Use the data of your own. Produce the following types of plots and comment on each plot. Plots should be meaningful. If you use the data we used in class, make sure the plots are not the same as the ones in the slides.

# Bringing in and preparing the data from Assignment 5
library(tidyverse)
df <- read_csv('titanic.csv')
df$Cabin <- NULL
df$Age <- replace_na(df$Age, mean(df$Age, na.rm = TRUE))
table(df$Embarked)
## 
##   C   Q   S 
## 168  77 644
df$Embarked <- replace_na(df$Embarked, 'S')

  1. For one continuous variable:
ggplot(df) + geom_density(mapping = aes(x = Age))

# This plot shows that the concentration of Age is at about 30 years old
ggplot(df) + geom_histogram(mapping = aes(x = Fare))

# The fare for the tickets does not have a very wide range, with the exception of a few outliers. The majority of people paid less than $100 (or whatever currency this is in), which makes sense for the time that the Titanic voyage happened. 
df %>% 
  filter(Age < 50) %>% 
  ggplot() + geom_boxplot(mapping = aes(y = Age))

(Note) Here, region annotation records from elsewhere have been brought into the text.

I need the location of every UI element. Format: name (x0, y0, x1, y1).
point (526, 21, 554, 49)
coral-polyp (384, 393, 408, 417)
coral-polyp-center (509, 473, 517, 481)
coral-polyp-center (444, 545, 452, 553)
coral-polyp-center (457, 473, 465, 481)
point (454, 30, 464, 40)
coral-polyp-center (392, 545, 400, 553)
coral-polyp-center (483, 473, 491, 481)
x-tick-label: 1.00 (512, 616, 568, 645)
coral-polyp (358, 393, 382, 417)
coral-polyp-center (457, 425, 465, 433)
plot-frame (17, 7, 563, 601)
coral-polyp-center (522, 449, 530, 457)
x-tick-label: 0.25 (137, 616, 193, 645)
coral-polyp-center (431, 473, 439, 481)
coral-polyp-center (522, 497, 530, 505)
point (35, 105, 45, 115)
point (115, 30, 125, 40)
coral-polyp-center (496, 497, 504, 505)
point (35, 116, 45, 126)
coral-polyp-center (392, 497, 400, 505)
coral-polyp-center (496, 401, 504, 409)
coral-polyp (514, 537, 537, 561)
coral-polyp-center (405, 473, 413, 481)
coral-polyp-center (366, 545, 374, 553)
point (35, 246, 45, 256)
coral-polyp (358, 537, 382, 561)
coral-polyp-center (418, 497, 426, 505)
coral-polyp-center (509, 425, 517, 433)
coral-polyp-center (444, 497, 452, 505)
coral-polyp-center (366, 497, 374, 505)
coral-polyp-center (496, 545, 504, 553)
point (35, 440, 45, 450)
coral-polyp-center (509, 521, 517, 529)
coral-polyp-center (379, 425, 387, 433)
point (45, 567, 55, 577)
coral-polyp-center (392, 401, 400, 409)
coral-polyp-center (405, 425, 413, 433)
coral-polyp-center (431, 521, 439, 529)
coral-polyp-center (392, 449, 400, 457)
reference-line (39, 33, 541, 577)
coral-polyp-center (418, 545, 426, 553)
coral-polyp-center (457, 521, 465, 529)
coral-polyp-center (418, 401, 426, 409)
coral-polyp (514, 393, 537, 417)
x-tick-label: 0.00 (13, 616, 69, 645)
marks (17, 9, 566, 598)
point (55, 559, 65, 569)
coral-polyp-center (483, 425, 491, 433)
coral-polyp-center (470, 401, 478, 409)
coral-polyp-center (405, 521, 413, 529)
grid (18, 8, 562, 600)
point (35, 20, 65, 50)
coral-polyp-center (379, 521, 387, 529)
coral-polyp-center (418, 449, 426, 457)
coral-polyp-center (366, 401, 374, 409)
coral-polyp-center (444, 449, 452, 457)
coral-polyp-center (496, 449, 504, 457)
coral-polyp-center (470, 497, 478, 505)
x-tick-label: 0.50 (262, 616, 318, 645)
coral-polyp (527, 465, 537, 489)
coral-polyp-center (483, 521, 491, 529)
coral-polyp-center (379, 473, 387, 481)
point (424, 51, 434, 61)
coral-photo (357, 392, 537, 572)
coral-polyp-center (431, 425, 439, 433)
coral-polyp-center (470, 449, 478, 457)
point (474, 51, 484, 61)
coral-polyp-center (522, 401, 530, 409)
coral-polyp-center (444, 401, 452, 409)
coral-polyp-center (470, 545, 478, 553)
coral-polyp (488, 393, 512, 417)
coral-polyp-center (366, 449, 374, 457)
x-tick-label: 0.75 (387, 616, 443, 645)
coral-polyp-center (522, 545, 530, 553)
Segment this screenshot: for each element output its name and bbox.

# This plot also shows the concentration of Age around 30 years old. Generally, the people on the Titanic were very young based on the data.

  1. For one categorical variable
df %>% 
  ggplot() + geom_bar(mapping = aes(x = Embarked))

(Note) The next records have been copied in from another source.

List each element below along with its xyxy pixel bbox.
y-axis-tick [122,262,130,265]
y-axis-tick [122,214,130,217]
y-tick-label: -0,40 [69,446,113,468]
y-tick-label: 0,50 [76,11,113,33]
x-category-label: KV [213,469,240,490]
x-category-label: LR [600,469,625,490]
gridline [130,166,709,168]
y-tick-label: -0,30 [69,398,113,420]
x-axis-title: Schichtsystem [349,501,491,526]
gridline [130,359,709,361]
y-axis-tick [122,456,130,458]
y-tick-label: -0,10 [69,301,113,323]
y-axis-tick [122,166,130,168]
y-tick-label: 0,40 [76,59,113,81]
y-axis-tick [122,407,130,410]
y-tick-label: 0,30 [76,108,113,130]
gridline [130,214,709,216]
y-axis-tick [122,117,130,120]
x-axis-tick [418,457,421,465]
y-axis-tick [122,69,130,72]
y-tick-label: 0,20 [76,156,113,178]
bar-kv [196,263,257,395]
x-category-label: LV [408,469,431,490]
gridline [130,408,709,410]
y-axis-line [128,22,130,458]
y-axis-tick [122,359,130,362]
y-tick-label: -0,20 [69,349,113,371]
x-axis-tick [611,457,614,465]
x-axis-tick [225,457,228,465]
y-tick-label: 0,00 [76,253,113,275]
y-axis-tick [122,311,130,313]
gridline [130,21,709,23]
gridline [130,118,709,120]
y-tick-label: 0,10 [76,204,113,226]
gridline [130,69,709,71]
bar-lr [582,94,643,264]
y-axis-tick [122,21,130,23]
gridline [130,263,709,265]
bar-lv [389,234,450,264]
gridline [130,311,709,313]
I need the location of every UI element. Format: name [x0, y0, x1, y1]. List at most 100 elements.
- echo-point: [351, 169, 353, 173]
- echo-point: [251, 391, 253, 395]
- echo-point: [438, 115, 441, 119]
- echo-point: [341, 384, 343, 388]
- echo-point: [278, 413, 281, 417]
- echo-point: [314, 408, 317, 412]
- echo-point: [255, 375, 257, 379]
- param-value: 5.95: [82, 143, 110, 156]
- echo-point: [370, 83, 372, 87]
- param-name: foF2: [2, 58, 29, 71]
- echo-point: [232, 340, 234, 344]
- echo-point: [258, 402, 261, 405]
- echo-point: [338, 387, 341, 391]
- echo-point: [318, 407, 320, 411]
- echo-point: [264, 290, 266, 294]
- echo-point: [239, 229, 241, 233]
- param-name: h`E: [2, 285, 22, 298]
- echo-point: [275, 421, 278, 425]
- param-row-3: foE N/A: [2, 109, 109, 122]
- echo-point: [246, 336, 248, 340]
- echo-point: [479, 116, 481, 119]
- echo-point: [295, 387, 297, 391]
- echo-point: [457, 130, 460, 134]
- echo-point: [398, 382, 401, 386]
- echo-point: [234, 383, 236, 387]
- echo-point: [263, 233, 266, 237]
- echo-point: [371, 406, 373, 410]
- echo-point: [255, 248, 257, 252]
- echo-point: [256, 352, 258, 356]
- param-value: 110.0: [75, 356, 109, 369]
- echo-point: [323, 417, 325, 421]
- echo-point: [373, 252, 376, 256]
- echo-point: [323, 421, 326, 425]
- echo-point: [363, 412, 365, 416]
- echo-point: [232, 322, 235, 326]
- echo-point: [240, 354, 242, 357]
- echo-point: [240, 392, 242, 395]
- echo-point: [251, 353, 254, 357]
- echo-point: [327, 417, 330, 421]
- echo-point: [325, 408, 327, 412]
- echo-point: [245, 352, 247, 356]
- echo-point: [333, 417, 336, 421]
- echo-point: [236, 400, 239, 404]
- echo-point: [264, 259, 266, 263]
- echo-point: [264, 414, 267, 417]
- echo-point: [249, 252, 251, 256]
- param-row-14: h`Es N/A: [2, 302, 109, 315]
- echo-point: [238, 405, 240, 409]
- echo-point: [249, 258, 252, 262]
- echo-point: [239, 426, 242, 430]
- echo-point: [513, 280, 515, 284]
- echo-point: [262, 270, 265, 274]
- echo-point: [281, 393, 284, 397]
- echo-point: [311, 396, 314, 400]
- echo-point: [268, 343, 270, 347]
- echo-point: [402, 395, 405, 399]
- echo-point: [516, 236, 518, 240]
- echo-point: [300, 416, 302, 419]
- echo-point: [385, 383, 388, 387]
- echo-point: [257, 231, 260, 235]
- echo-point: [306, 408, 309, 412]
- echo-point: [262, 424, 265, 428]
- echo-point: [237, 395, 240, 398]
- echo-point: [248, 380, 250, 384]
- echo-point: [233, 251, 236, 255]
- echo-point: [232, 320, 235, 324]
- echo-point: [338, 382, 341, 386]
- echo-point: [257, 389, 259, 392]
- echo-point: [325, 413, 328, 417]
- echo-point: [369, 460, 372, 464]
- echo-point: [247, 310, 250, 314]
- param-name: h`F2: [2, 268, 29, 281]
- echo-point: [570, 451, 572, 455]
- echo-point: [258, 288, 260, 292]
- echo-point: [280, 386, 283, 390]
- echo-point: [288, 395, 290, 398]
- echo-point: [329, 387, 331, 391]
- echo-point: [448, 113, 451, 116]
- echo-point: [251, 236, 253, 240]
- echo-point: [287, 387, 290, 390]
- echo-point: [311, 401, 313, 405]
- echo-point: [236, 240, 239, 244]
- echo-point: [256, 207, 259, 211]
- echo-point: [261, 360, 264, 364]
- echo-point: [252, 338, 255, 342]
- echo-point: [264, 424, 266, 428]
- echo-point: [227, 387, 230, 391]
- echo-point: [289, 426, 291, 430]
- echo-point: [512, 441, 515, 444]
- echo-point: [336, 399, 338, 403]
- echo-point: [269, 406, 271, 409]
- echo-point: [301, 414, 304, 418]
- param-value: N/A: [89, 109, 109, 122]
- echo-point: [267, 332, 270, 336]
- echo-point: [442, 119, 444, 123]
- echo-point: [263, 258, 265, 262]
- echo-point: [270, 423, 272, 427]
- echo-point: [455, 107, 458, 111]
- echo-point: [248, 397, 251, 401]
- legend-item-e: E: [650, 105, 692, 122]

# This plot shows the amount of people that embarked on the Titanic from each place. The vast majority of people embarked from Southampton.

  1. For two continuous variables
df %>% 
  filter(Fare < 300) %>% 
  ggplot() + geom_point(mapping = aes(x = Age, y = Fare, color = factor(Pclass)))

# This scatterplot maps a person's age versus their ticket fare. It is also color coded by the class of the passenger. This plot confirms that the 1st class fare cost more money than the 2nd or 3rd class fare, and also shows that generally, younger people purchased lower class tickets. 
df %>% 
  filter(Age > 30) %>% 
  filter(Age < 50) %>% 
  group_by(Age,Sex) %>% 
  summarise(mean = mean(Survived)) %>% 
  ggplot() + geom_line(aes(x=Age,y=mean,color=Sex))

# This plot shows the mean chance of survival for the ages between 30 and 50, and also color codes by sex. This plot shows that women had a much higher chance of surviving overall no matter what age (with the exception of one outlier).
df %>% 
  filter(Sex == "male") %>% 
  group_by(Age) %>% 
  summarise(mean = mean(Survived)) %>% 
  ggplot() + geom_smooth(aes(x=Age,y=mean))

# This plot shows that the chance of survival for men was highest when they were under 20 or over 60, which makes sense given the evacuation rules on the Titanic.

  1. For one continuous + one categorical variables
df %>% 
  ggplot() + geom_density(mapping = aes(x = Age, color = factor(Pclass)))

# This plot shows that the concentration of people aboard were not only young, but also mostly having a third class ticket. The people in first class came from a wider age group than those in second and third class.
df %>% 
  filter(Fare < 200) %>% 
  group_by(Embarked) %>% 
  ggplot() + geom_boxplot(aes(x = Fare,y=Embarked))

# The fares were generally higher when the passenger was embarking from Cherbourg.

  1. For two categorical variables: barplot
df %>% 
  group_by(Sex,Embarked) %>% 
  summarise(mean = mean(Survived)) %>% 
  ggplot() + geom_col(aes(x=Sex,y=mean,fill=Embarked))

# This plot shows that women had a much greater chance of survival compared to men.Females came equally from each place where they embarked, whereas men were more concentrated in Cherbourg and Southampton.